Research Summary: Although the molecular mechanisms by which host cells defend themselves against viral infection have been studied in great depth, and countermeasures viruses employ to suppress such defensive responses have been widely documented, relatively little attention has been devoted toward elucidating how such interactions between virus and host are resolved over multiple rounds of infection. Trainee Adam Swick, together with lab colleagues, has developed of a dual-color fluorescent reporter system to study how viral infections spread through a host cell monolayer and how the cellular innate immune system mounts an antiviral response.
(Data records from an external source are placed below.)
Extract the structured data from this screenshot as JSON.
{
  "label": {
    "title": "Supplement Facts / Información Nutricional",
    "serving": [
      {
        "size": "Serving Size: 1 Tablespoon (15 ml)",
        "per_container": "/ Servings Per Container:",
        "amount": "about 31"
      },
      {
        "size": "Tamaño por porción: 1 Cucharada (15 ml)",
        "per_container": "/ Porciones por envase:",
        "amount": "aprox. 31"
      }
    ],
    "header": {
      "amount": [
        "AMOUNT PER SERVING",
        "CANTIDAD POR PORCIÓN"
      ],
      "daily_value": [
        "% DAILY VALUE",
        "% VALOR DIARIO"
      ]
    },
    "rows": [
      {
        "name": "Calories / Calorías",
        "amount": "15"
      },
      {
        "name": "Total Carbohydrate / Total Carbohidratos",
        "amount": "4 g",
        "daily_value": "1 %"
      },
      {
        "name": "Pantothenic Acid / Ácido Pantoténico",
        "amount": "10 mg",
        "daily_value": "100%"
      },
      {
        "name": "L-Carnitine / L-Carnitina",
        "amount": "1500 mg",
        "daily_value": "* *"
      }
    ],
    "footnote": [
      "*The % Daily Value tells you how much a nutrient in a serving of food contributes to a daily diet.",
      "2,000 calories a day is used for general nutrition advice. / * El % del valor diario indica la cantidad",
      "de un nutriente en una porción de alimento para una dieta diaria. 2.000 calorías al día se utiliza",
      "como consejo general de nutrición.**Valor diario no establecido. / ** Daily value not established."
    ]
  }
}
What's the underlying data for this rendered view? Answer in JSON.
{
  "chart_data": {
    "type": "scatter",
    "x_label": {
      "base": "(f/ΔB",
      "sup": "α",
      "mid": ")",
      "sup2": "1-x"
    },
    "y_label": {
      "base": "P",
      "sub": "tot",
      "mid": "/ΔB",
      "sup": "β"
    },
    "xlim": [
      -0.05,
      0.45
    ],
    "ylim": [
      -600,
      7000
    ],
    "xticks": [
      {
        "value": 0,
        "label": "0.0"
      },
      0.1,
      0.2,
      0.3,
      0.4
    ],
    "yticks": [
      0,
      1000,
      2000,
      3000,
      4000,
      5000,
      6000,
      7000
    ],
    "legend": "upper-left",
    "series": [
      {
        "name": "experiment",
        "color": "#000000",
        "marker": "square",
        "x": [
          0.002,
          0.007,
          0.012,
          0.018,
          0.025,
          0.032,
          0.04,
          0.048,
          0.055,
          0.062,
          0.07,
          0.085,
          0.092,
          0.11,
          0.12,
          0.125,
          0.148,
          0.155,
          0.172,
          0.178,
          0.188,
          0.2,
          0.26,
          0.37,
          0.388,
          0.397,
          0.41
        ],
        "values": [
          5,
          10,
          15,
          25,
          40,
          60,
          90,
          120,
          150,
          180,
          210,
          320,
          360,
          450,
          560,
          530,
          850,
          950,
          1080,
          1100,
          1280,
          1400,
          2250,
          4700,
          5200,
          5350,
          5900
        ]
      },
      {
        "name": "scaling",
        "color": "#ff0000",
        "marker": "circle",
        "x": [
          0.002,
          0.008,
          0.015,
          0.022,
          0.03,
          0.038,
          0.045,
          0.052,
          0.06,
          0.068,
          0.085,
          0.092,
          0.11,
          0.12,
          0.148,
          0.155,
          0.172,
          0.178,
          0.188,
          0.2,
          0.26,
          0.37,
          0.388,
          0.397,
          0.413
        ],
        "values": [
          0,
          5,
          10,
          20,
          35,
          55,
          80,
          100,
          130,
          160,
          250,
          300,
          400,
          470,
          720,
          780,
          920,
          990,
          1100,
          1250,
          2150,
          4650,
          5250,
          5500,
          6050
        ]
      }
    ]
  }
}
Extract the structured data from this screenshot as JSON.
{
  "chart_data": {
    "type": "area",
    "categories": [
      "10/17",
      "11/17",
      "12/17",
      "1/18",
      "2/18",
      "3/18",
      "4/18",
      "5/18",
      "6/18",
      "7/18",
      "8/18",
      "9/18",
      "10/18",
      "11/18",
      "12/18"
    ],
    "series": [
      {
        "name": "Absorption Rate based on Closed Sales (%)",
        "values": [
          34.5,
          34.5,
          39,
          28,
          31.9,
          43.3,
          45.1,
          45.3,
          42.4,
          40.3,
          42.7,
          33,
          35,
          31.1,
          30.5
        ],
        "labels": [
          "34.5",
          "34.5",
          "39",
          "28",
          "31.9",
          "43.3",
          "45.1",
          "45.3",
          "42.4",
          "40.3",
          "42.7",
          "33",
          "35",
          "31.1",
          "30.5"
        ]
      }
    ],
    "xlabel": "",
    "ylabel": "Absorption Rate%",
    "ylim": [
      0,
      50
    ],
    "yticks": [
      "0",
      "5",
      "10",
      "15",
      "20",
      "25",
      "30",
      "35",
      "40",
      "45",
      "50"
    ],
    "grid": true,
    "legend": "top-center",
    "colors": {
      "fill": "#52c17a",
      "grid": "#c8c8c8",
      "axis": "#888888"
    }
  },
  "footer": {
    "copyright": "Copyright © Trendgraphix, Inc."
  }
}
He employed recombinant, red fluorescent protein (RFP) expressing mutants of a prototypical RNA virus, vesicular stomatitis virus (VSV) to enable identification and tracking of infected cells. Further, he generated stable reporter cells that use green fluorescent protein (GFP) to report on the expression of IFIT2, an interferon stimulated gene (ISG) involved in the interference of viral protein translation, and a marker of antiviral defense activation. This two-color system enabled Adam to track and quantify in live cells how viral replication and activation of host defensive responses play out over multiple rounds of infection. Initial study of propagating infections demonstrated that antiviral activation over multiple rounds was critical for slowing and ultimately halting the spread of infection.

Adam was awarded a Nationa Science Foundation Graduate Fellowship Award in 2011. Dr. Swick is currently a Project Manager at Catalent Pharma Solutions.